Note to self...

22:49 Unknown 0 Comments


Sometimes, it feels like your world is tumbling, then when you think it has stopped, it shatters into a million tiny pieces- then what do you do but wonder: if there is a God, He certainly has me as one of his puppets; the one he keeps throwing all the not so nice things at. Just writing that, I truly feel like I have gone beyond my boundaries - little do you know that you are responsible for all those self destructing thoughts.


There are days when I look around and feel like I am just not pretty enough - but who sets those standards? Who tells us what beautiful is, or how one should look like to be deemed pretty? No one! We do it to ourselves, at least, I do it to myself. As far as I know, the earth did not come with an in-scripted rule of thumb that sets a thin line between the beautiful and the 'ugly' (I have a strong distaste for that word).

Some days, I look around and I feel, I am just not smart enough - now where stupidity and intelligence stand, I  am extremely sensitive, I won't lie. That probably explains the constant self doubt and this is definitely what stops me from taking giant leaps to the unknown  - I am terrified of any form of failure; maybe because I am afraid that is how I will define myself? Worse yet, that is how other people will define me. No, I want to be perfect and I don't want anything less than that. But where will this get me? Effing no where!

On other days, I am not 'cool' enough and then I try so hard to blend in - little do I realise that this only makes me seek approval from the wrong people and well, to anyone else who wants to really know me, I become as boring as just another blob walking the face of earth.

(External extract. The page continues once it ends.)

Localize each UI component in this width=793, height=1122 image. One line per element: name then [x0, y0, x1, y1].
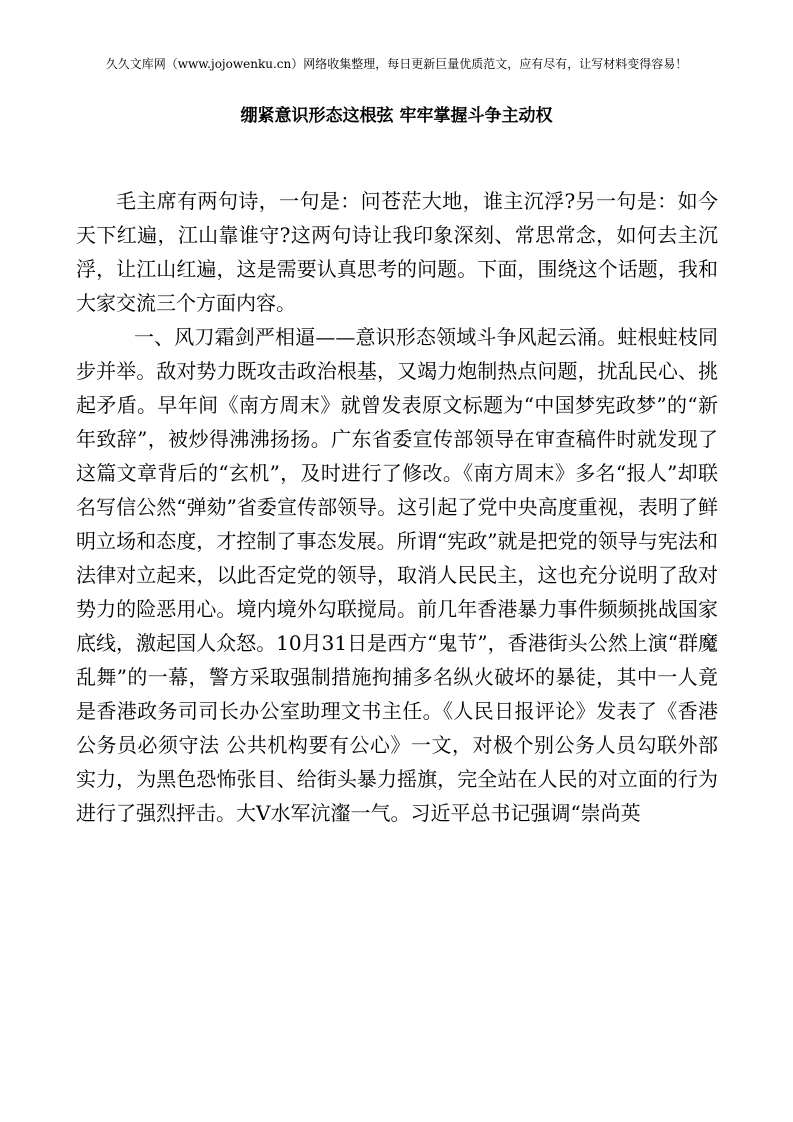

It takes a while to realise that before you try to 'fit in' to what's appropriate to the rest of the world, we all need to define your values, set yourself goals and strive to achieve them. Just do things that will make you realise your worth, don't keep transcending to the believes of a person with lower self esteem than you - it will just drown you.

Be you, live according to how you see fit and never ever let anyone steal your light!